Nous guidant sur un chemin vicinal nouvellement bétonné, le responsable du groupe des protestants du village, Vàng A Dê, d’un gabarit imposant avec ses yeux écarquillés et sa voix qui porte, nous partage avec enthousiasme : “Giàng Ly Cha vit presque exclusivement de l’agriculture. Auparavant, le sol n’était pas bétonné et donc la circulation y était plutôt difficile. Jusque-là extrêmement démuni, le village s’enrichit grâce à la Nouvelle ruralité. L’État a financé le ciment destiné à la construction de chemins et les villageois y ont contribué par leur travail”.

Le village bénéficie ainsi de fonds de soutien du gouvernement, du budget provincial et de quelques organisations étrangères dans la construction de nombreux ouvrages, notamment l’école maternelle, la maison de la culture, le système d’eau potable et le réseau d’électricité.
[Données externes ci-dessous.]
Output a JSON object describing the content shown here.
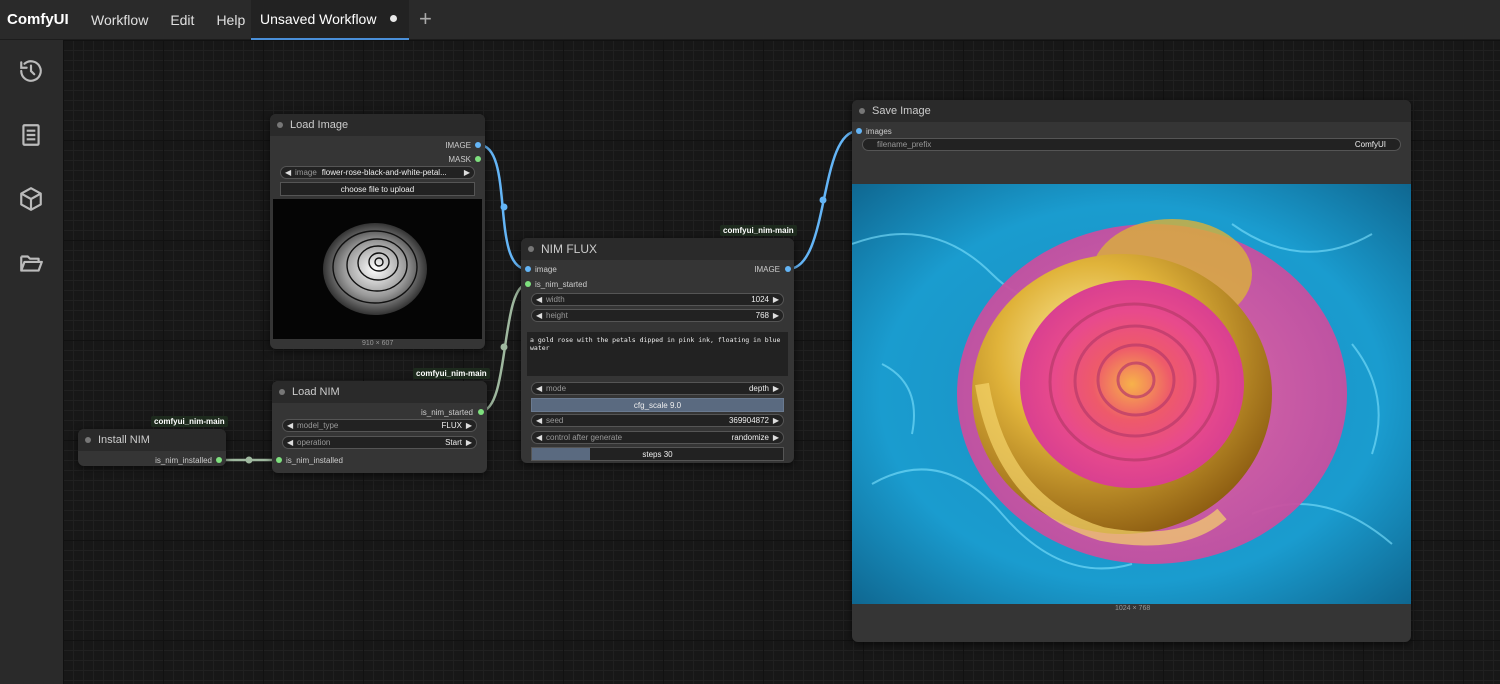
{
  "app": {
    "name": "ComfyUI"
  },
  "menu": [
    "Workflow",
    "Edit",
    "Help"
  ],
  "tab": {
    "label": "Unsaved Workflow",
    "add_icon": "plus-icon"
  },
  "sidebar": [
    "history-icon",
    "book-icon",
    "cube-icon",
    "folder-open-icon"
  ],
  "nodes": {
    "load_image": {
      "title": "Load Image",
      "outputs": [
        "IMAGE",
        "MASK"
      ],
      "image_label": "image",
      "image_value": "flower-rose-black-and-white-petal...",
      "upload": "choose file to upload",
      "dims": "910 × 607"
    },
    "install_nim": {
      "title": "Install NIM",
      "badge": "comfyui_nim-main",
      "output": "is_nim_installed"
    },
    "load_nim": {
      "title": "Load NIM",
      "badge": "comfyui_nim-main",
      "output": "is_nim_started",
      "input": "is_nim_installed",
      "model_type_label": "model_type",
      "model_type_value": "FLUX",
      "operation_label": "operation",
      "operation_value": "Start"
    },
    "nim_flux": {
      "title": "NIM FLUX",
      "badge": "comfyui_nim-main",
      "in_image": "image",
      "in_started": "is_nim_started",
      "out_image": "IMAGE",
      "width_label": "width",
      "width_value": "1024",
      "height_label": "height",
      "height_value": "768",
      "prompt": "a gold rose with the petals dipped in pink ink, floating in blue water",
      "mode_label": "mode",
      "mode_value": "depth",
      "cfg": "cfg_scale  9.0",
      "seed_label": "seed",
      "seed_value": "369904872",
      "control_label": "control after generate",
      "control_value": "randomize",
      "steps": "steps  30",
      "steps_fraction": 0.23
    },
    "save_image": {
      "title": "Save Image",
      "input": "images",
      "prefix_label": "filename_prefix",
      "prefix_value": "ComfyUI",
      "dims": "1024 × 768"
    }
  },
  "colors": {
    "image_wire": "#64b5f6",
    "bool_wire": "#9fb89f",
    "accent": "#4a8fd8"
  }
}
Bâtir une relation de confiance

Les policiers sont toujours prêts à soutenir les villageois. Photo : Phuong Nga/CVN
Pour les minorités ethniques de Giàng Ly Cha, l’image de la police se rendant dans le village est désormais familière. Photo : Phuong Nga/CVN
Les policiers sont toujours prêts à soutenir les villageois. Photo : Phuong Nga/CVN

Les autorités provinciales de Lai Châu aménagent des conditions optimales pour aider les locaux dans la production et les affaires, en développant l’économie familiale. Elles les sensibilisent à l’importance du changement des pratiques de production traditionnelles qui sont archaïques et qui ont une faible efficacité économique. Elles déploient aussi des programmes visant à enseigner de nouvelles techniques de production pour améliorer la productivité, la qualité des cultures et de l’élevage du bétail.

“Le soi-disant +État H’mông+ ne nous a rien apporté de bon. Nous ne croyons plus les prétendues religions +Giê Sùa+ et +Madame Do+. Les forces de police et les organes compétents nous ont informés de leurs activités illégales”, affirme Sùng Va Linh. Son frère Sùng A Phùng et lui sont déterminés à changer de vie et à redevenir des citoyens productifs.

Sùng Va Linh est déterminé à changer de vie et à redevenir d'un citoyen productif.
Photo : Nguyên Hông/CVN

Pour les minorités ethniques de Giàng Ly Cha, l’image de la police se rendant dans le village est désormais familière. Elle coopère étroitement avec les autorités locales pour y organiser souvent des séances de sensibilisation. L’objectif est d’informer la population locale des religions extrémistes contraires aux valeurs traditionnelles, de la sensibiliser à l’importance du maintien de l’ordre public. Il s’agit aussi de lutter et de déjouer les complots et tentatives des forces hostiles qui cherchent encore à diffuser des informations erronées pour dénigrer le Parti, l’État et le régime socialiste.

Les forces de police se tiennent également aux côtés des villageois afin de les soutenir dans la construction d’infrastructures importantes pour le développement socio-économique local, tels que chemins vicinaux et ouvrages d’approvisionnement en eau.

Grâce aux efforts communs de tout le système politique et de la communauté, le village de Giàng Ly Cha a fait peau neuve et ses habitants ont retrouvé une vie meilleure.